# Basic recall training



## charliesfamily (Jan 26, 2016)

Does anyone have any training tips to pass along for me and my 17 month old V? I took him to a puppy class a year ago and let's just say that he, Charlie, wasn't a star pupil. I really want to take him to the local dog park but worry that he won't come to me, when he's called. He can be food motivated at times but if there's a distraction, whether it be a bird, squirrel or blowing leaf, he completely ignores me. Obviously I can't take him to the dog park until he comes to his name. Can you offer me any suggestions and/or training tips? I've had dogs in the past but none that were so easily distracted. Thank you for any and all help.


----------



## tknafox2 (Apr 2, 2013)

This is an old link from Olivejosh12
but it served me very well. And is truly a 30 min lesson.
Today i don't use a plastic whistle, i just blow a little tune with my lips, and he comes running from where ever he is.


Best way of training recall mid-chase?
the way I trained Olive with the whistle was really simple (I have since been complimented on how well behaved, trained and responsive she is to it)

I got some small treats and stood next to her and blew the whistle twice - then gave her a treat. I did this several times. she then started associating the whistle with a treat.

I would get her to wait and I would walk away step by step at a time each step blowing whistle and calling her to me - each time she would get a treat. 

then you remove the voice commands and just use the whistle.

she learnt this in about 30mins and its a god send!

to get her to stop on whistle I taught her to 'Stop' first. using her lead and again treats I would be walking and then stop, saying 'stop' - repeat, repeat, repeat.
then remove lead - keep her close and do the same each time letting her get further away.

then introduce the whistle (one blow) and voice command and expand the gap again. I would practice them all individually and make sure you have each command on its own perfect.

we taught her basic recall which was tested the other day when she chased some sheep (she came straight back to me after one call) my fiance and I stood a few meters apart and would call her between us again treats are good but they love loads of OTT praise so we didnt always use treats - only every now and again. we then increased the gap.

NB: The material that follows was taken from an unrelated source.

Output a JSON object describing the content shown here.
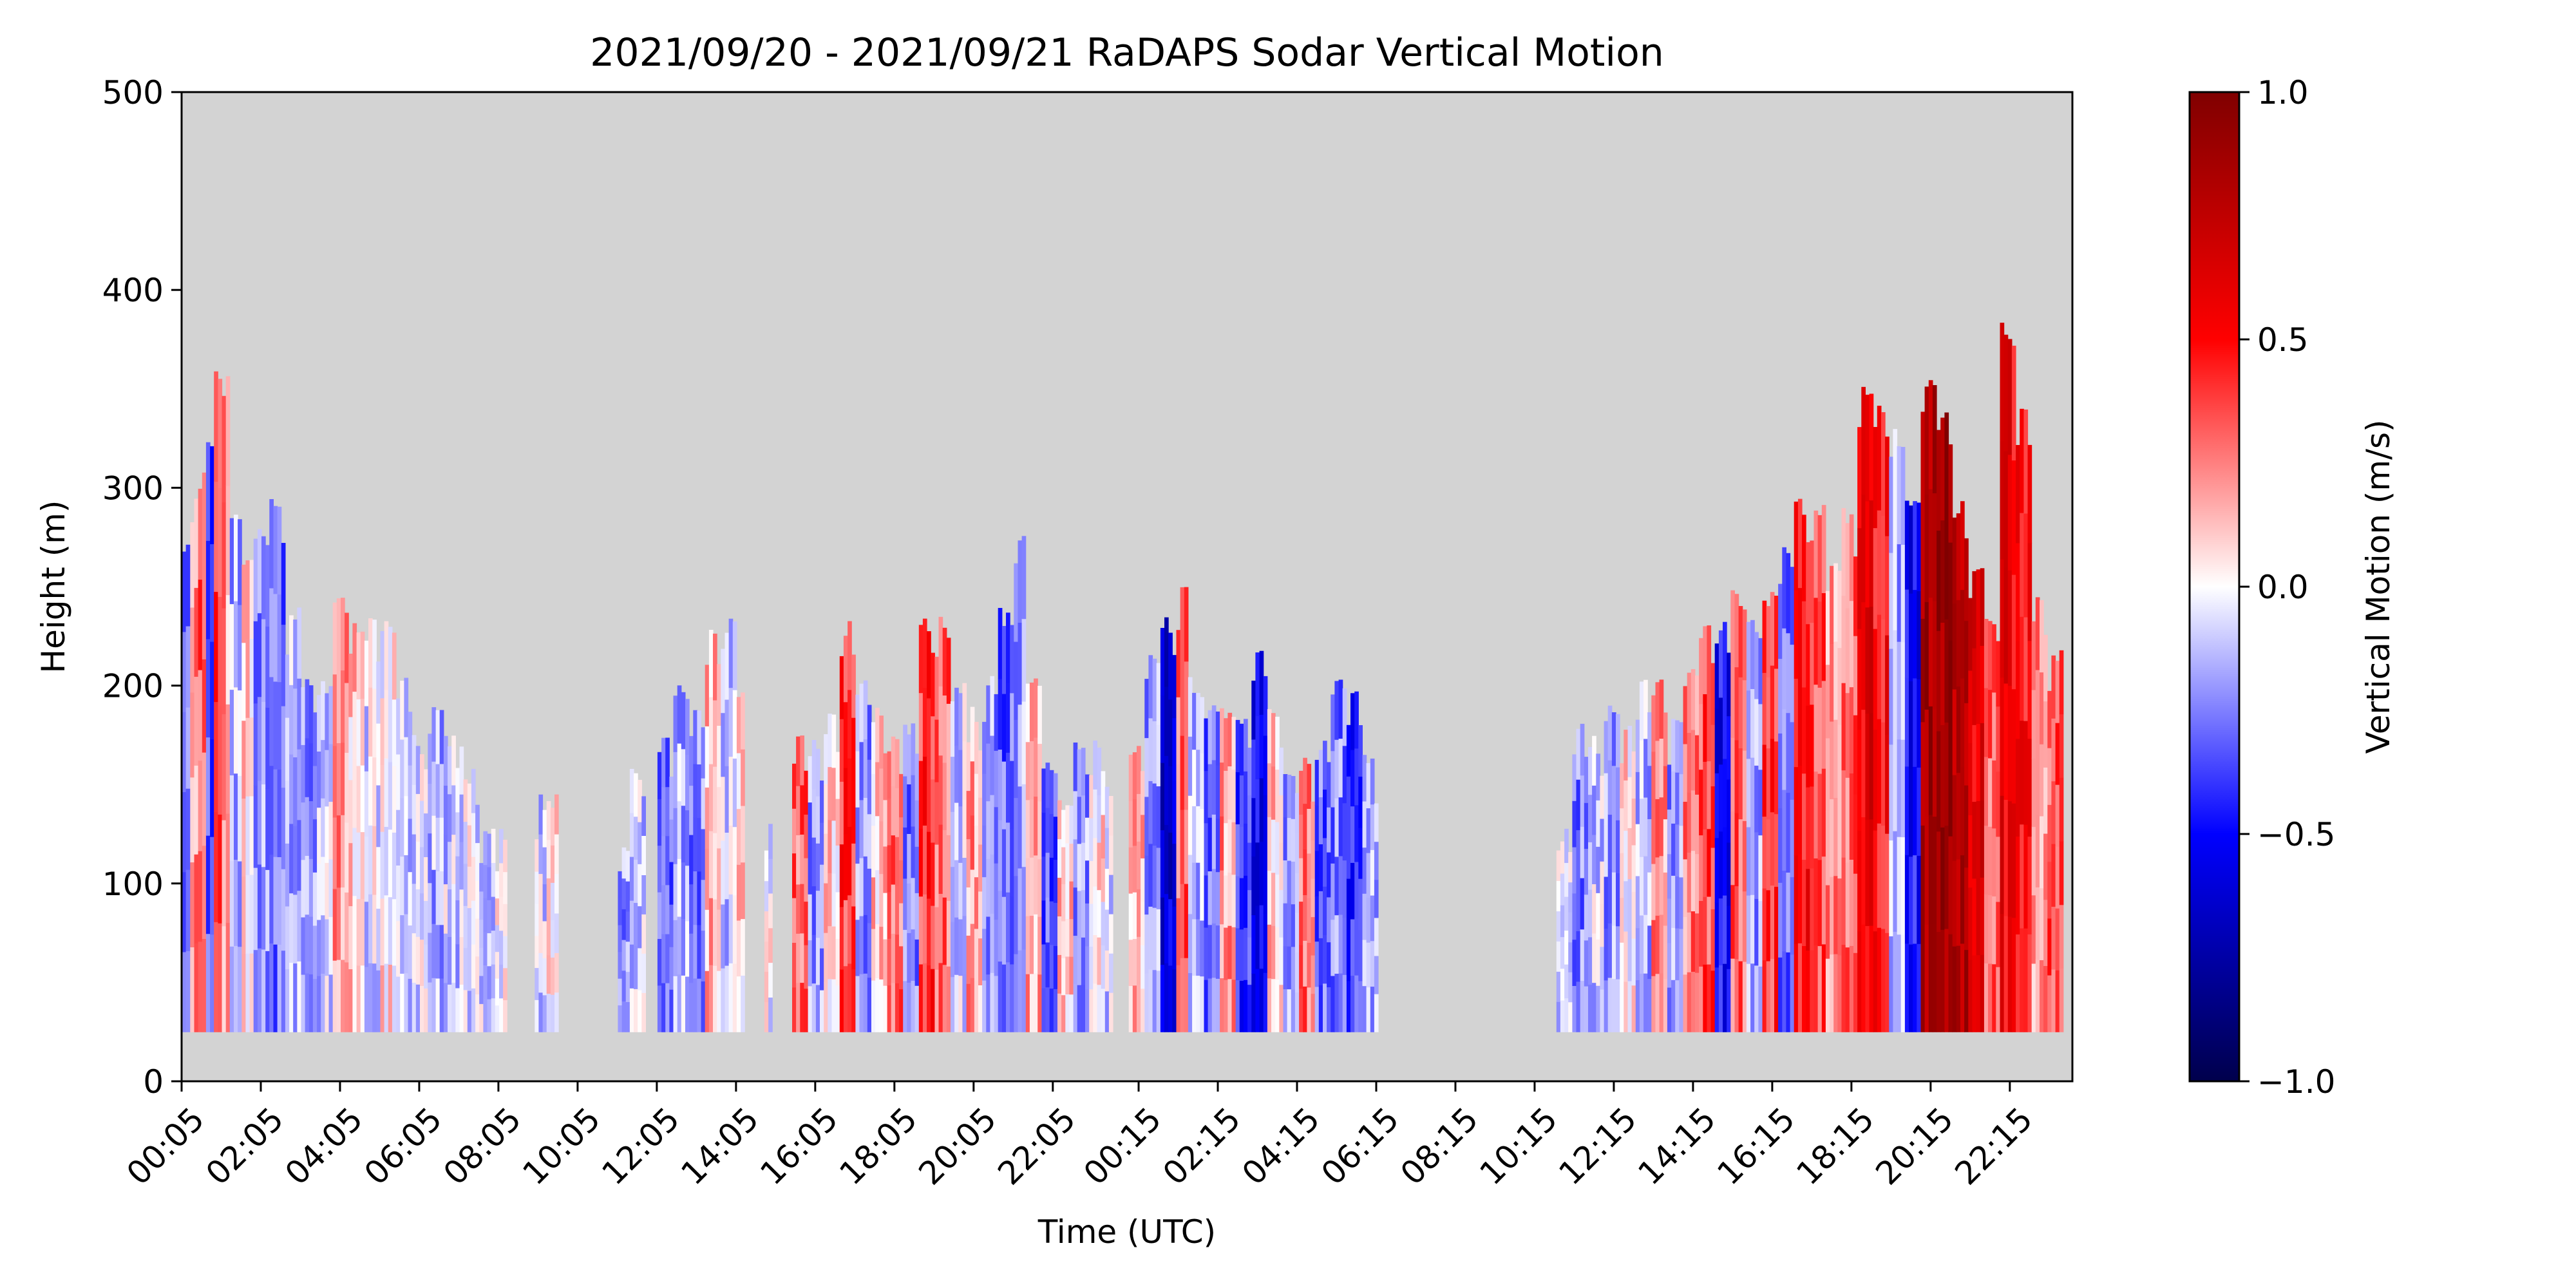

not only do they get tired physically but also mentally. 

love training my girl - so rewarding watching her learn and try her hardest for me.


----------



## gingerling (Jun 20, 2015)

I'm not a fan of clickers and whistles, there's something unnatural about them, and when trained to them, you have to always have one, and frankly, in the case of whistles, it's really intrusive into other people's space. 

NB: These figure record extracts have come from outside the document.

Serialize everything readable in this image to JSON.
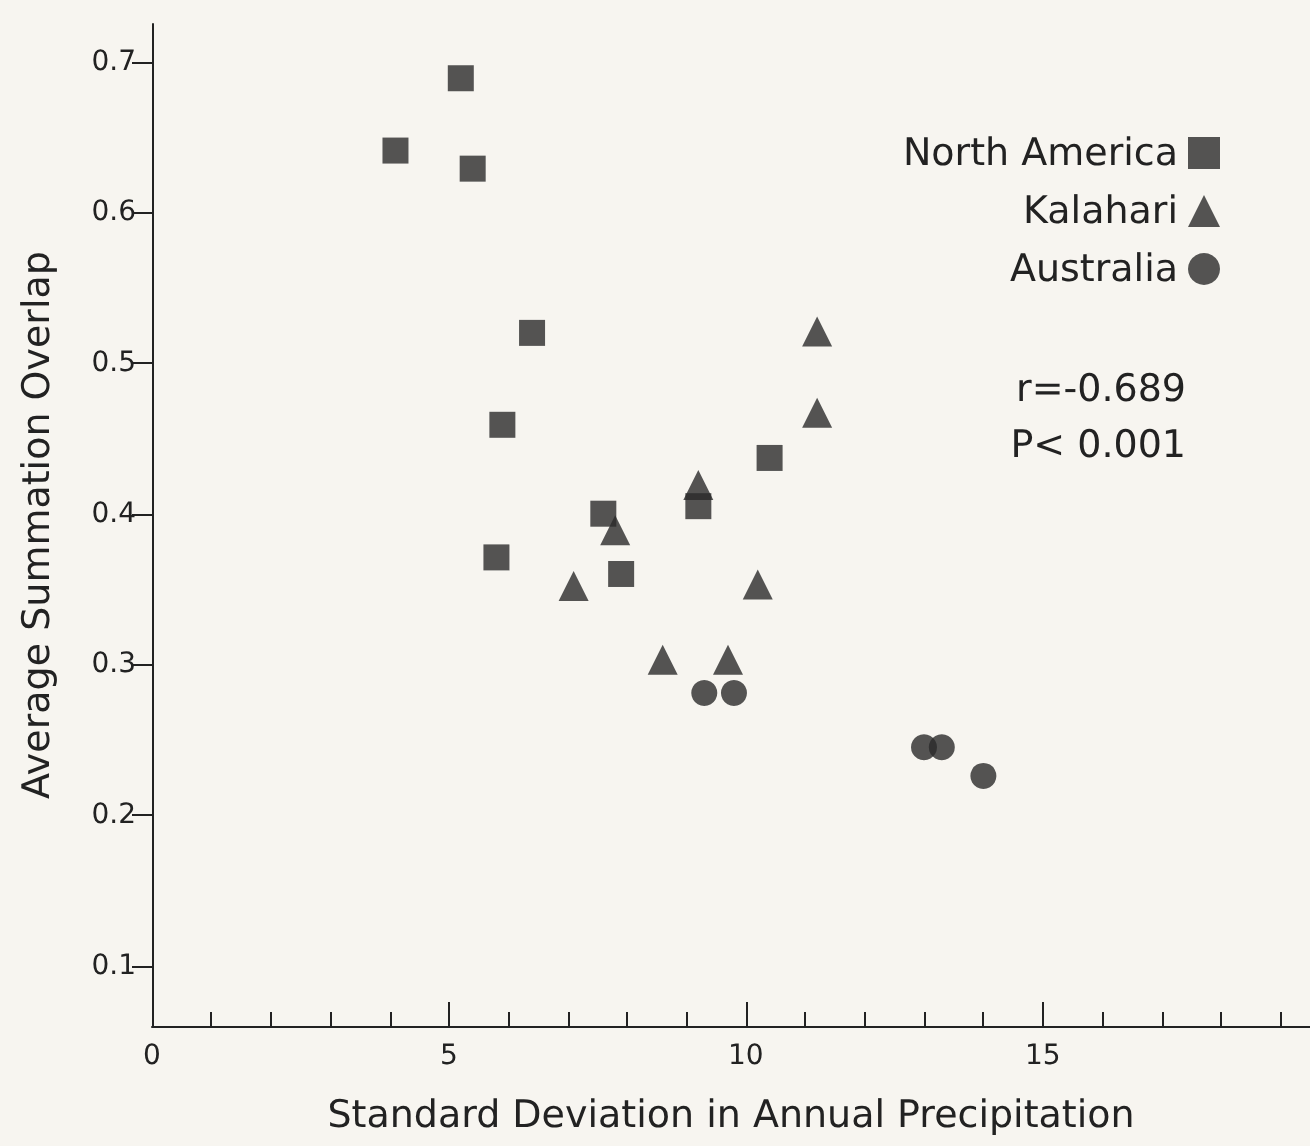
{
  "chart_data": {
    "type": "scatter",
    "xlabel": "Standard Deviation in Annual Precipitation",
    "ylabel": "Average Summation Overlap",
    "annotations": [
      "r=-0.689",
      "P< 0.001"
    ],
    "xlim": [
      0,
      19.5
    ],
    "xticks": [
      0,
      5,
      10,
      15
    ],
    "ylim": [
      0.06,
      0.725
    ],
    "yticks": [
      0.1,
      0.2,
      0.3,
      0.4,
      0.5,
      0.6,
      0.7
    ],
    "grid": false,
    "legend": "top right",
    "series": [
      {
        "name": "North America",
        "marker": "square",
        "color": "#2b2b2b",
        "x": [
          4.1,
          5.2,
          5.4,
          6.4,
          5.9,
          7.6,
          5.8,
          7.9,
          10.4,
          9.2
        ],
        "values": [
          0.641,
          0.689,
          0.629,
          0.52,
          0.459,
          0.4,
          0.371,
          0.36,
          0.437,
          0.405
        ]
      },
      {
        "name": "Kalahari",
        "marker": "triangle",
        "color": "#2b2b2b",
        "x": [
          11.2,
          11.2,
          9.2,
          7.8,
          7.1,
          10.2,
          8.6,
          9.7
        ],
        "values": [
          0.521,
          0.467,
          0.419,
          0.389,
          0.352,
          0.353,
          0.303,
          0.303
        ]
      },
      {
        "name": "Australia",
        "marker": "circle",
        "color": "#2b2b2b",
        "x": [
          9.3,
          9.8,
          13.0,
          13.3,
          14.0
        ],
        "values": [
          0.281,
          0.281,
          0.245,
          0.245,
          0.226
        ]
      }
    ]
  }
}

You can use the same basic approach with the word "Come!", paired with a wave and/or by pointing to the ground in front of you. What you want is to teach the meaning of the word and pair it with her reaction and a reward. The absolute easiest way to do this is to just be aware when she naturally comes to you and start saying the word, so she associates the word to her action, and reward her when she gets to you. Within a day she'll get it, and then you want to practice the same thing outside, increasing the amount of activity and stimulation.


----------



## tknafox2 (Apr 2, 2013)

Since we used a whistle to train Fergy, which was actually, for when we were out hunting and needed to communicate our commands at a distance, I can now just blow a whistle tune with my lips, and he returns to me... I really prefer it to yelling "here"(our word is not come) across a field. 
With Olivejosh12's method, you wouldn't even need to use a plastic whistle, you could even start with a mouth blow whistle, or tune, or use the word come if you wanted. It is just that using a word might not get their attention if they are focused on something else, where as a distinctive/recognized sound brings them out of their moment... at least it works for me.


----------



## charliesfamily (Jan 26, 2016)

Thank you for the great suggestions. I'm going to see what I can do with the info you've given me. I really appreciate it. Wish me luck!


----------



## texasred (Jan 29, 2012)

TNK
I'm with you on the whistle, over someone yelling across a field. Not to mention the whistle carries farther than our voice. Maybe it has something to do with, I don't like yelling of any form, even away from the dogs. If someone is a yeller, I've always distanced myself from them.
While I still use a whistle, I will sometimes just use the tone on the dogs collar. Its to get mine to look to me for direction, or to work closer to me. I like the peace, and serenity of being outdoors with the dogs, and someone yelling, or too much whistle takes away from that.


----------